May 26, 2022
hato saawanooki (Hello Shawnee citizens)
The past couple of months has been a blur, and June looks to be more of the same. In late April, I was privileged to join President Fawn Sharp (National Congress of American Indians) and Principal Chief Chuck Hoskin (Cherokee Nation) at the United Nations in New York City to deliver remarks to member states and representatives of the Indigenous peoples of the world. President Sharp reiterated her previous calls for member states to adhere to the principles of “free, prior, and informed consent,” while Chief Hoskin described the fantastic work his nation has done by creating jobs centered around preserving the Cherokee language.
I spoke to the assembled nations of the world and her Indigenous peoples about boarding schools, reeducation centers, and manual labor camps used by member states to indoctrinate and assimilate Indigenous peoples. As you’re more than likely aware, these historic and ongoing practices remove children from their communities and deprive them of their languages, traditions, and cultures. In too many instances, these practices expose children to abuse. I called upon all member nations to cease these harmful practices and immediately return the stolen lands upon which the perpetrators built these so-called educational institutions.
Then on May 12, the Shawnee Tribe was one of six parties asked to share testimony regarding HR 5444, the Truth and Healing Commission on Indian Boarding School Policies Act.
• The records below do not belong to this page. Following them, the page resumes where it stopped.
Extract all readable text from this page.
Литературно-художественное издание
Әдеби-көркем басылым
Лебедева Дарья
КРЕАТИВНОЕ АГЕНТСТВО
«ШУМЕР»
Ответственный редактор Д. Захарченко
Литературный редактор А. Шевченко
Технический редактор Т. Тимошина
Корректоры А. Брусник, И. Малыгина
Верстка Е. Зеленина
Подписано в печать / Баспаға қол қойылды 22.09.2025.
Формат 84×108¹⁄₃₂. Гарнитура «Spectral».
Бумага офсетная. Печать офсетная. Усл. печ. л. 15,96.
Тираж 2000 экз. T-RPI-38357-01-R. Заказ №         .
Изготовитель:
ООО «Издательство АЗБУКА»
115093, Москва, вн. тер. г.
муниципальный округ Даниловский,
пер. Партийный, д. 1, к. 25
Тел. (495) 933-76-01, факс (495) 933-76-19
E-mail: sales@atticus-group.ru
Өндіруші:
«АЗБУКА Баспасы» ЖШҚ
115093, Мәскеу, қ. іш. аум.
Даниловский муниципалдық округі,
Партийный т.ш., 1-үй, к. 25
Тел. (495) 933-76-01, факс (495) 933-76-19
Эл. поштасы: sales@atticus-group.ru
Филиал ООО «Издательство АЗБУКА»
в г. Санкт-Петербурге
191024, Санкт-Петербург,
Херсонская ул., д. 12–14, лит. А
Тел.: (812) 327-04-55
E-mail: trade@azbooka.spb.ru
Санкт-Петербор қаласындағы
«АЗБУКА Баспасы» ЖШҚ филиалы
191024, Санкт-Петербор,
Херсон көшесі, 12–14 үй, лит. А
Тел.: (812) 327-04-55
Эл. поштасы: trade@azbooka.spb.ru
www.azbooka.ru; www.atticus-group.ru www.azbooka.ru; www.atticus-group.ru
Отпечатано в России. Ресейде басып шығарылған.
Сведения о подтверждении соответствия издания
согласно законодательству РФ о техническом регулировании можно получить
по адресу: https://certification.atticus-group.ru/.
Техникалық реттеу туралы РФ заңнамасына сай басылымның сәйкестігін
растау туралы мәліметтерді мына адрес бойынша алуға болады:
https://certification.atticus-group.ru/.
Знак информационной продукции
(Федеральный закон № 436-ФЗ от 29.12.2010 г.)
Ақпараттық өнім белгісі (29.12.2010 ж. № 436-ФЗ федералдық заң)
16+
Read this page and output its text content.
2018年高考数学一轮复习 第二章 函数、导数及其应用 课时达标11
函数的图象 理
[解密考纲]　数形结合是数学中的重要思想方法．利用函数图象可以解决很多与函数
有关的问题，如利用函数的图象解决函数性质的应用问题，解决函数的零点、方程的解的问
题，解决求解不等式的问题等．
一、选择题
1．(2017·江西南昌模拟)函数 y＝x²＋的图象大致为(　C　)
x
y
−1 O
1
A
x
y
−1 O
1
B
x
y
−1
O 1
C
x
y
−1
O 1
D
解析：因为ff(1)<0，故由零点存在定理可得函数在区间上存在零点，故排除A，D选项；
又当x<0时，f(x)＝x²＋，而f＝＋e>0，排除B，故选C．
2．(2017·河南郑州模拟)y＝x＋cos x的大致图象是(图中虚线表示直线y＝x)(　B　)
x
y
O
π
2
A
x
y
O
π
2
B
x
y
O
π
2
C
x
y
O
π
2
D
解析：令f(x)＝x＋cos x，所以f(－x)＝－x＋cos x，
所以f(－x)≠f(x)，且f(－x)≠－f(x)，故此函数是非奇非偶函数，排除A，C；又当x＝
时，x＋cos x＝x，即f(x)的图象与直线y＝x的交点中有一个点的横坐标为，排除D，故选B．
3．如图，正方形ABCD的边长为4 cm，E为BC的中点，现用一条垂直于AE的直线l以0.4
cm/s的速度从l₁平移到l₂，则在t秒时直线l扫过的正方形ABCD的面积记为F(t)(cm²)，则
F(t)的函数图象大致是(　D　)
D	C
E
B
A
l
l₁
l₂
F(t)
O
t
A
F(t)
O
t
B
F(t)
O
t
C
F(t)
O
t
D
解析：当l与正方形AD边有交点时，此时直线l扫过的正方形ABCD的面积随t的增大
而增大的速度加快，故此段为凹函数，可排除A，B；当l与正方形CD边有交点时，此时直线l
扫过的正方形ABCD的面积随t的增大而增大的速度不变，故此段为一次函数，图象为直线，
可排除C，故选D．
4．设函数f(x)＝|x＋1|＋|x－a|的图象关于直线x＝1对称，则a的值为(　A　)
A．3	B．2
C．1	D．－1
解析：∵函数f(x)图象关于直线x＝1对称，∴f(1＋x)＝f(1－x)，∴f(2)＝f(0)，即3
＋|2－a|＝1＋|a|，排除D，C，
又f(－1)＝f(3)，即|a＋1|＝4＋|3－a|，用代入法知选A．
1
Second Chief Baldridge and I flew to Washington DC at the invitation of the US House of Representatives’ Subcommittee on Indigenous Peoples of the United States to speak to members of Congress about the impact of the Shawnee Indian Manual Labor School. As the only tribal leader in attendance, I testified for our Shawnee children in solidarity with boarding school survivors Jim LaBelle (Inupiaq), Dr. Ramona Charette Klein (Turtle Mountain Chippewa), and Matthew War Bonnet (Oglala), Dr. Janine Pease (Crow), and the CEO of the National Native American Boarding School Healing Coalition, Deb Parker, (Tulalip).
During my time in this office, I’ve been forced to reckon more than ever with the intergenerational effects that boarding schools and other assimilation methods have imposed on our people. From the coercive push on Shawnee families to abandon their identity and culture to pernicious ideas passed down that claim learning saawanwaatoweewe (the Shawnee language) is “useless” or even “no good.”
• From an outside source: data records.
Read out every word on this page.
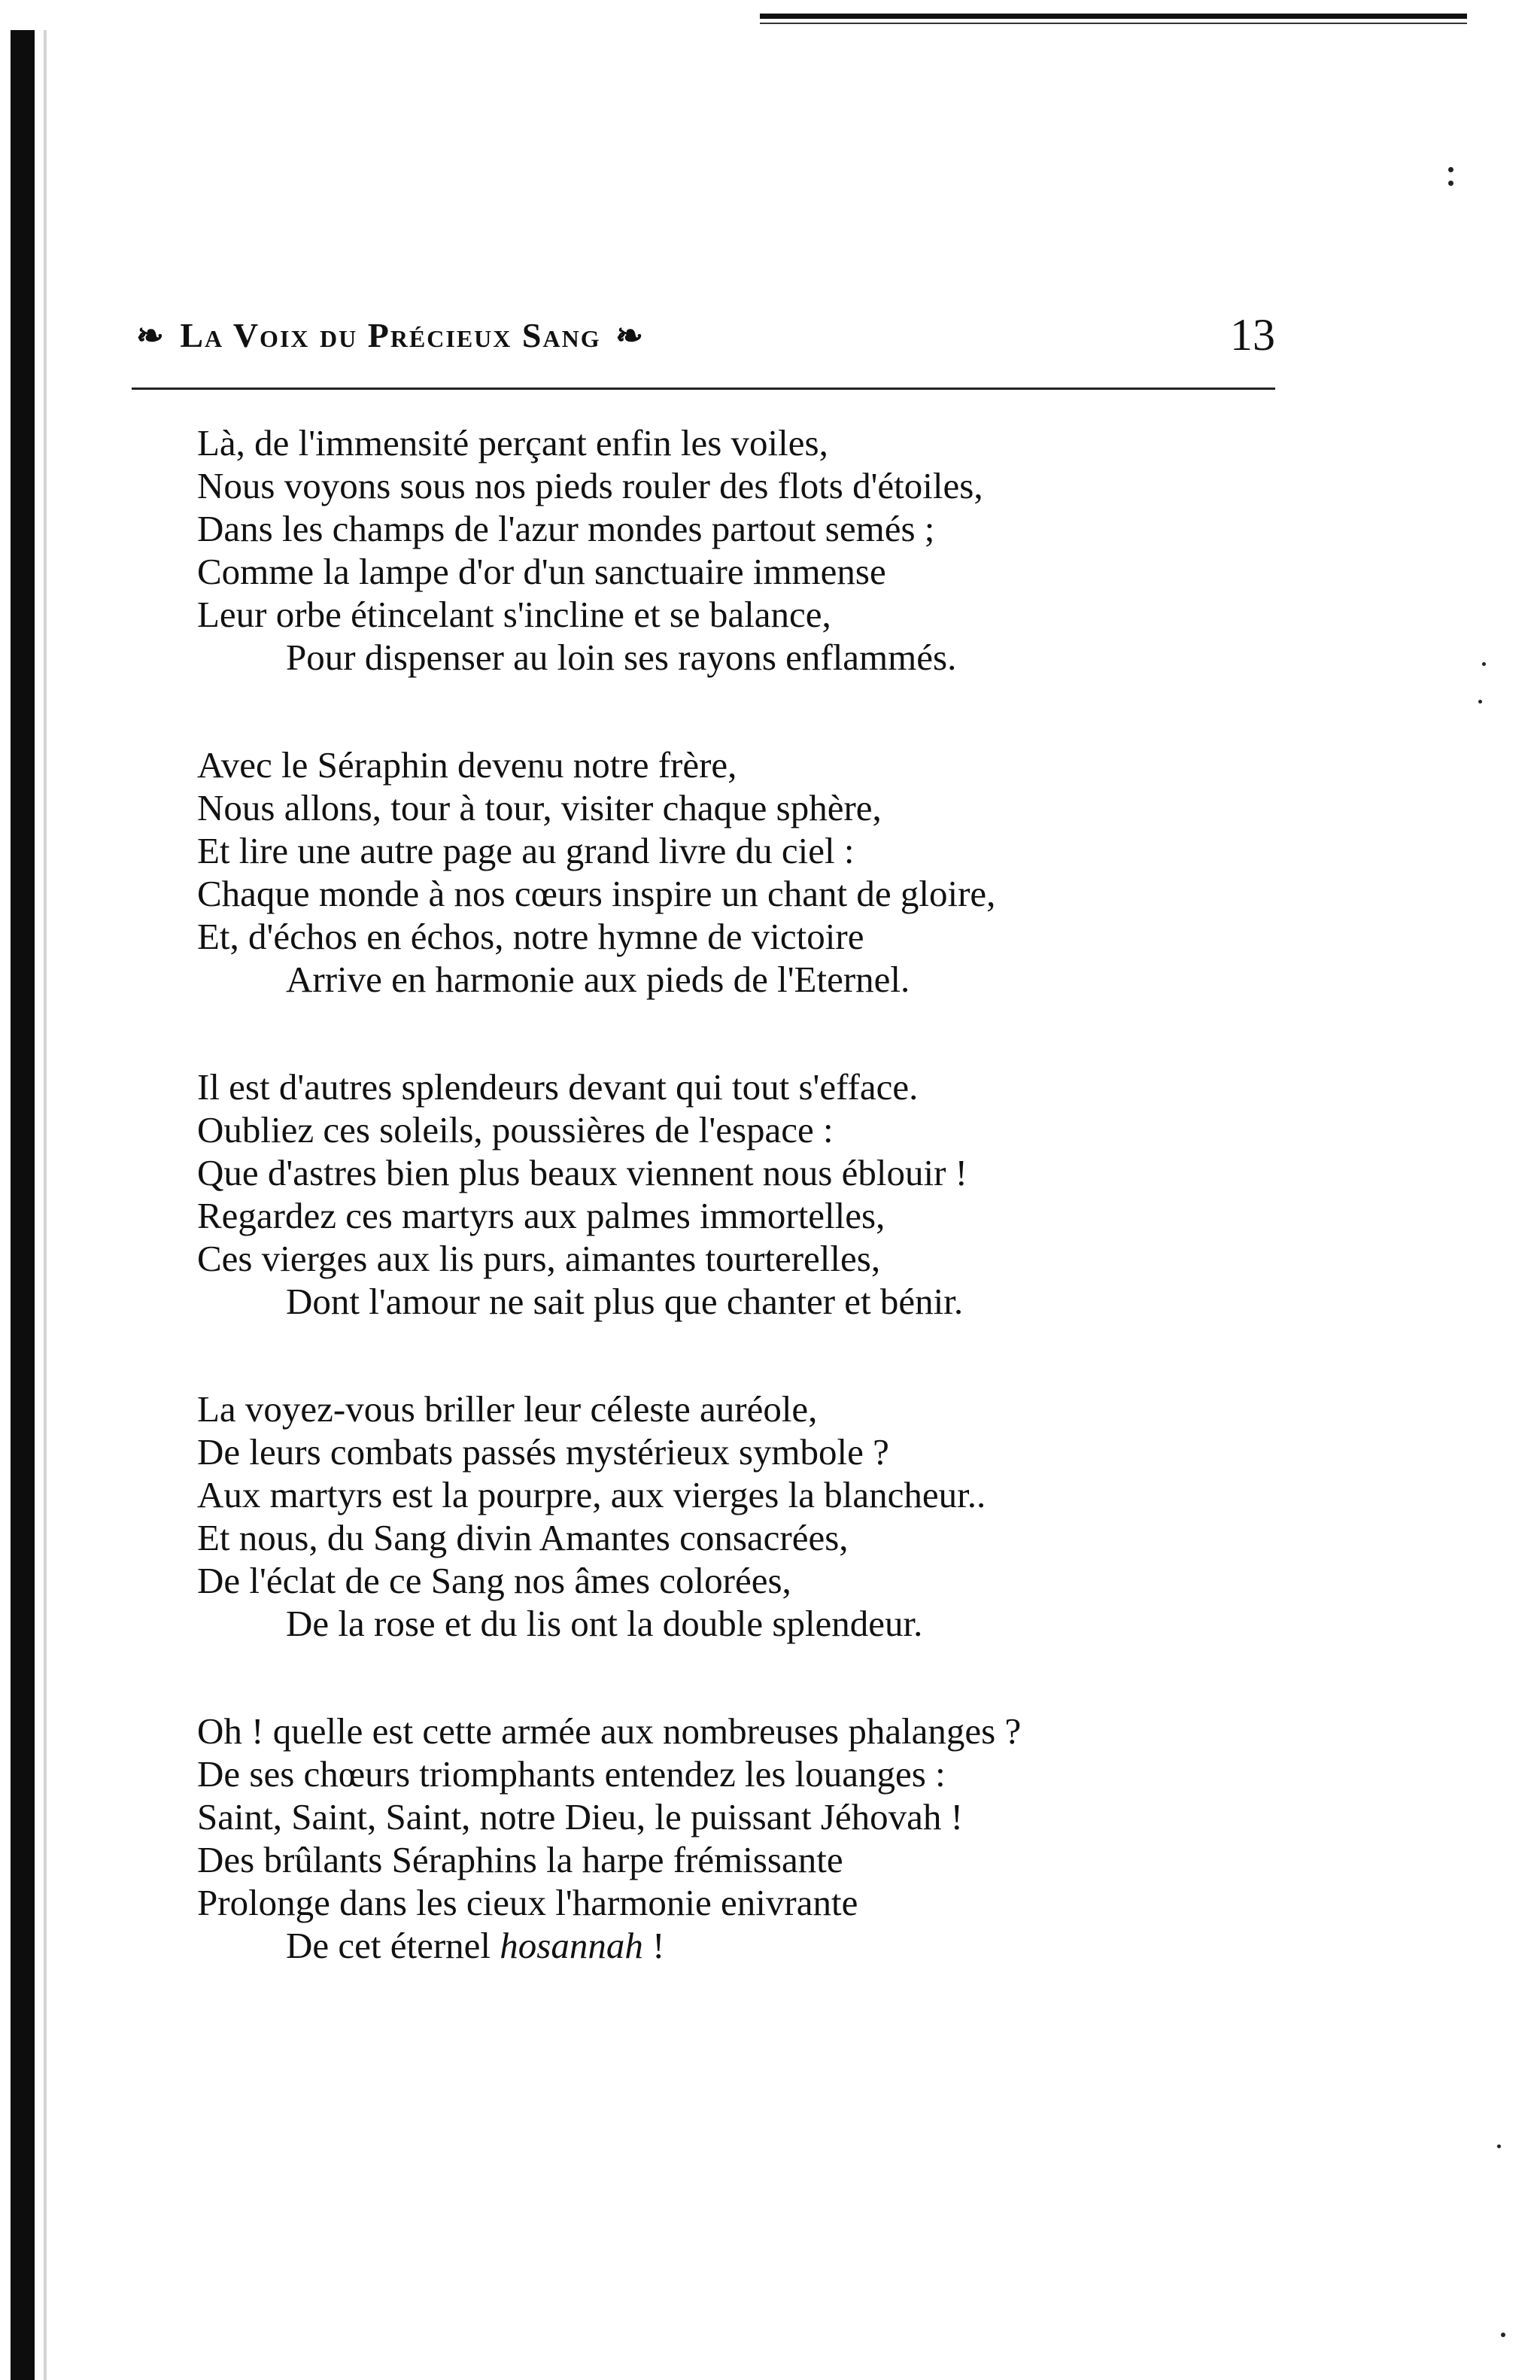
❧ La Voix du Précieux Sang ❧	13
Là, de l'immensité perçant enfin les voiles,
Nous voyons sous nos pieds rouler des flots d'étoiles,
Dans les champs de l'azur mondes partout semés ;
Comme la lampe d'or d'un sanctuaire immense
Leur orbe étincelant s'incline et se balance,
Pour dispenser au loin ses rayons enflammés.
Avec le Séraphin devenu notre frère,
Nous allons, tour à tour, visiter chaque sphère,
Et lire une autre page au grand livre du ciel :
Chaque monde à nos cœurs inspire un chant de gloire,
Et, d'échos en échos, notre hymne de victoire
Arrive en harmonie aux pieds de l'Eternel.
Il est d'autres splendeurs devant qui tout s'efface.
Oubliez ces soleils, poussières de l'espace :
Que d'astres bien plus beaux viennent nous éblouir !
Regardez ces martyrs aux palmes immortelles,
Ces vierges aux lis purs, aimantes tourterelles,
Dont l'amour ne sait plus que chanter et bénir.
La voyez-vous briller leur céleste auréole,
De leurs combats passés mystérieux symbole ?
Aux martyrs est la pourpre, aux vierges la blancheur..
Et nous, du Sang divin Amantes consacrées,
De l'éclat de ce Sang nos âmes colorées,
De la rose et du lis ont la double splendeur.
Oh ! quelle est cette armée aux nombreuses phalanges ?
De ses chœurs triomphants entendez les louanges :
Saint, Saint, Saint, notre Dieu, le puissant Jéhovah !
Des brûlants Séraphins la harpe frémissante
Prolonge dans les cieux l'harmonie enivrante
De cet éternel hosannah !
But in these past few weeks since our return from Washington, Business Council members and I traveled to Topeka, KS, to meet with Governor Laura Kelly and witnessed her signing Senate Bill 405, which returned to the Tribe a half-acre cemetery where members of the Parks, Silverheels, and Bluejacket families are buried. The next day, our Business Council gathered for a weekend of special planning sessions to discuss the Tribe’s growth over the past year and lay out strategic goals for the next. Our administrative staff continues to roll out new housing assistance and social service programs. We have close to 5% of our citizens participating in the Shawnee Language Immersion Program, and scores of Shawnee students are now receiving meaningful financial aid for their continuing education.
I am tremendously excited about these developments, and we will be adding even more opportunities as our programs continue to grow. If you or a loved one need information about higher education assistance (summer deadline is June 15!), contact Joshua Shawnee at firstname.lastname@example.org. All of our staff’s contact information is available at shawnee-tribe.com.
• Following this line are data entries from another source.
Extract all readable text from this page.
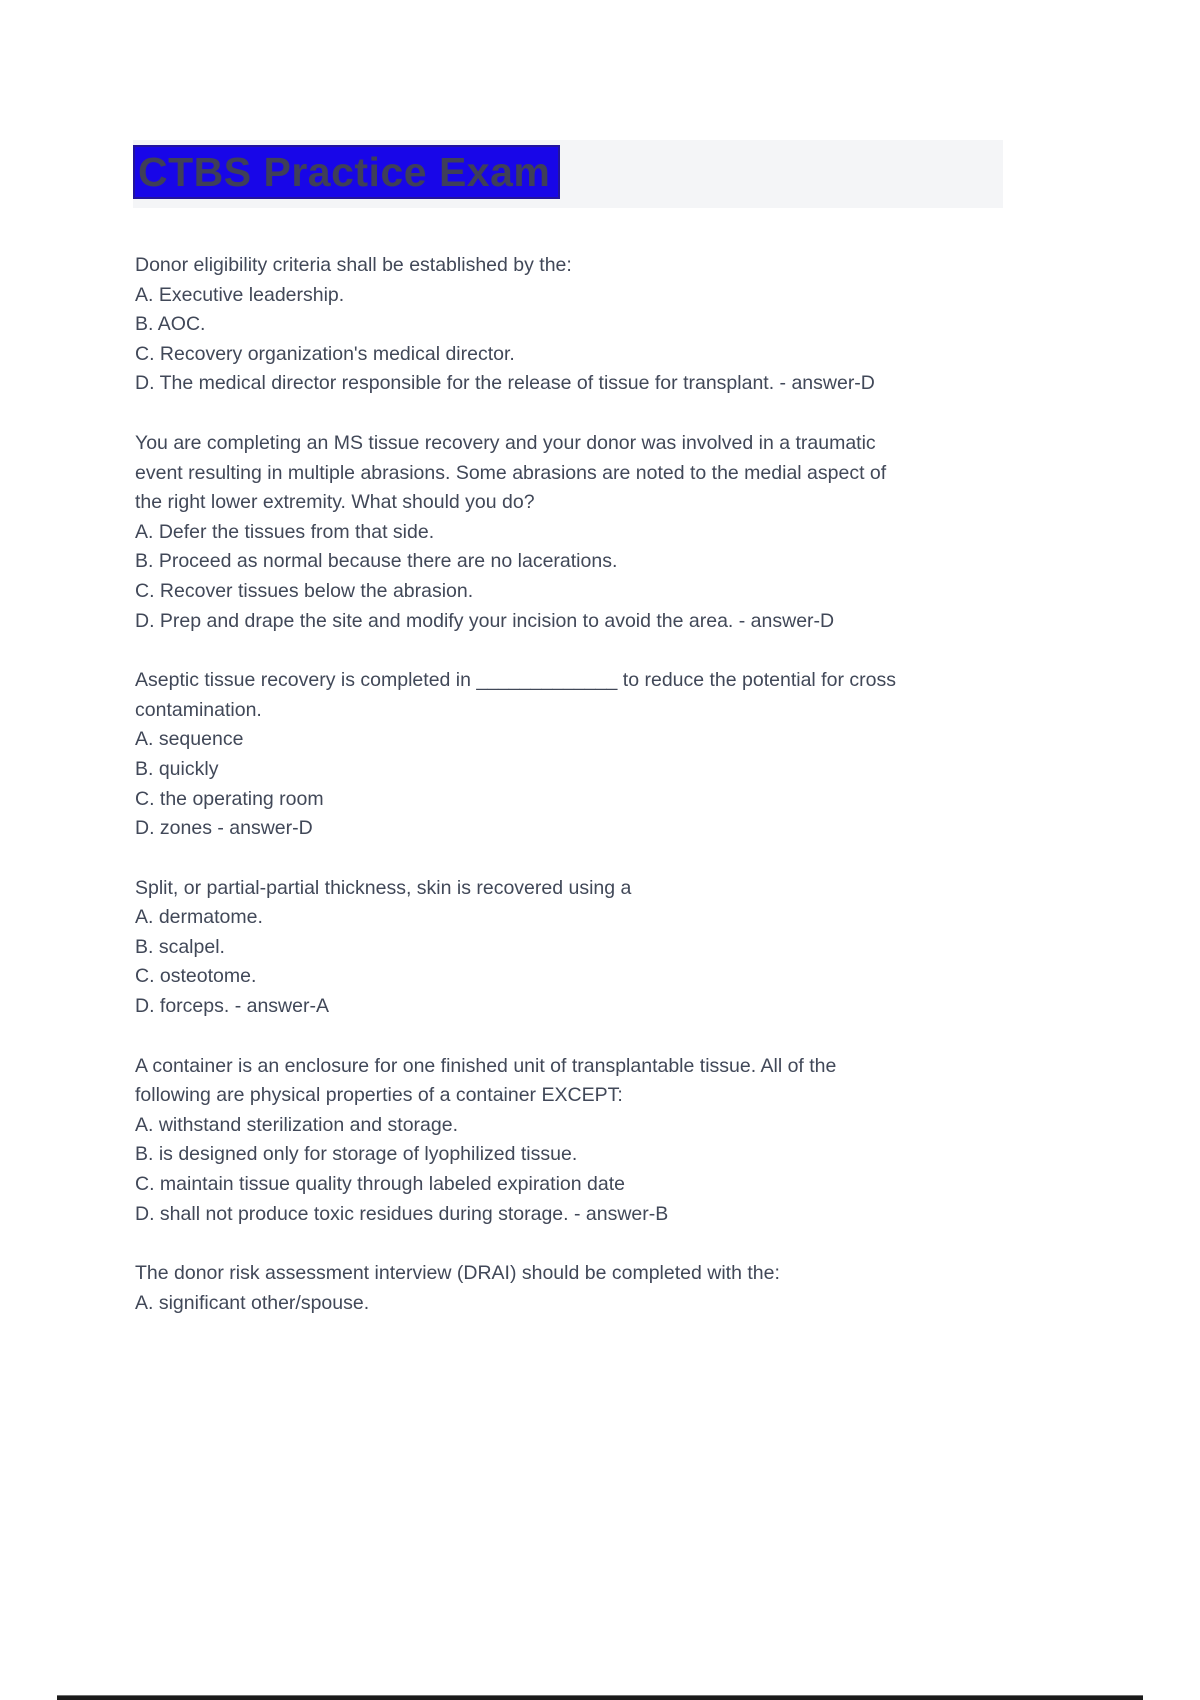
CTBS Practice Exam
Donor eligibility criteria shall be established by the:
A. Executive leadership.
B. AOC.
C. Recovery organization's medical director.
D. The medical director responsible for the release of tissue for transplant. - answer-D
You are completing an MS tissue recovery and your donor was involved in a traumatic
event resulting in multiple abrasions. Some abrasions are noted to the medial aspect of
the right lower extremity. What should you do?
A. Defer the tissues from that side.
B. Proceed as normal because there are no lacerations.
C. Recover tissues below the abrasion.
D. Prep and drape the site and modify your incision to avoid the area. - answer-D
Aseptic tissue recovery is completed in _____________ to reduce the potential for cross
contamination.
A. sequence
B. quickly
C. the operating room
D. zones - answer-D
Split, or partial-partial thickness, skin is recovered using a
A. dermatome.
B. scalpel.
C. osteotome.
D. forceps. - answer-A
A container is an enclosure for one finished unit of transplantable tissue. All of the
following are physical properties of a container EXCEPT:
A. withstand sterilization and storage.
B. is designed only for storage of lyophilized tissue.
C. maintain tissue quality through labeled expiration date
D. shall not produce toxic residues during storage. - answer-B
The donor risk assessment interview (DRAI) should be completed with the:
A. significant other/spouse.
It is truly an honor and a privilege to serve you as well as to represent and defend the interests of our Shawnee people everywhere.
niyaawe, (thank you)
May 26, 2022
hatito caaki wiyeefa, (Hello everyone,)
I hope that all is well for you and your families. Since my last letter, many of the programs mentioned at that time have now been implemented. It is our hope that those can not only be sustained but expanded and that other programs can be added to meet our citizen’s needs.
In addition to the implementation of programs, many of you have noticed changes to our tribal website allow for greater accessibility to information regarding news and programs. The noticeable changes are to result of a new Communications Department headed by Maggie Boyett. As I write this letter, Language Director Joel Barnes and his staff have made amazing strides towards the revitalization of our Shawnee language by offering virtual classes to citizens across the country.
Many of you have also noticed that the number of staff has increased at the tribal offices here in Miami and in Guymon. This expansion has occurred with the intent to better serve the citizens of the Shawnee tribe by delivering services that have been needed and deserved for some time and are finally possible. As with any change or growth, occasional hiccups can be expected. It is our goal to address situations as they occur.
Over the last couple of years Chief Barnes, the Business Council, our staff and I have worked hard to reinstitute lost programs and add new ones. I am witness to the countless time put in by Chief Barnes beyond normal business hours. I have witnessed many 4-hour monthly Council meetings that have occasionally required additional dates to ensure that programs developed by staff were ready for implementation.
Every day, I remember and appreciate the hard work that has been done by previous Council members and staff. Their efforts have made today possible. As our Tribe moves into a more complicated future, I have to say that it is an honor to work with them, Chief Barnes, the current Business Council and staff as we continue to work for a sustainable future for you, our children and future generations.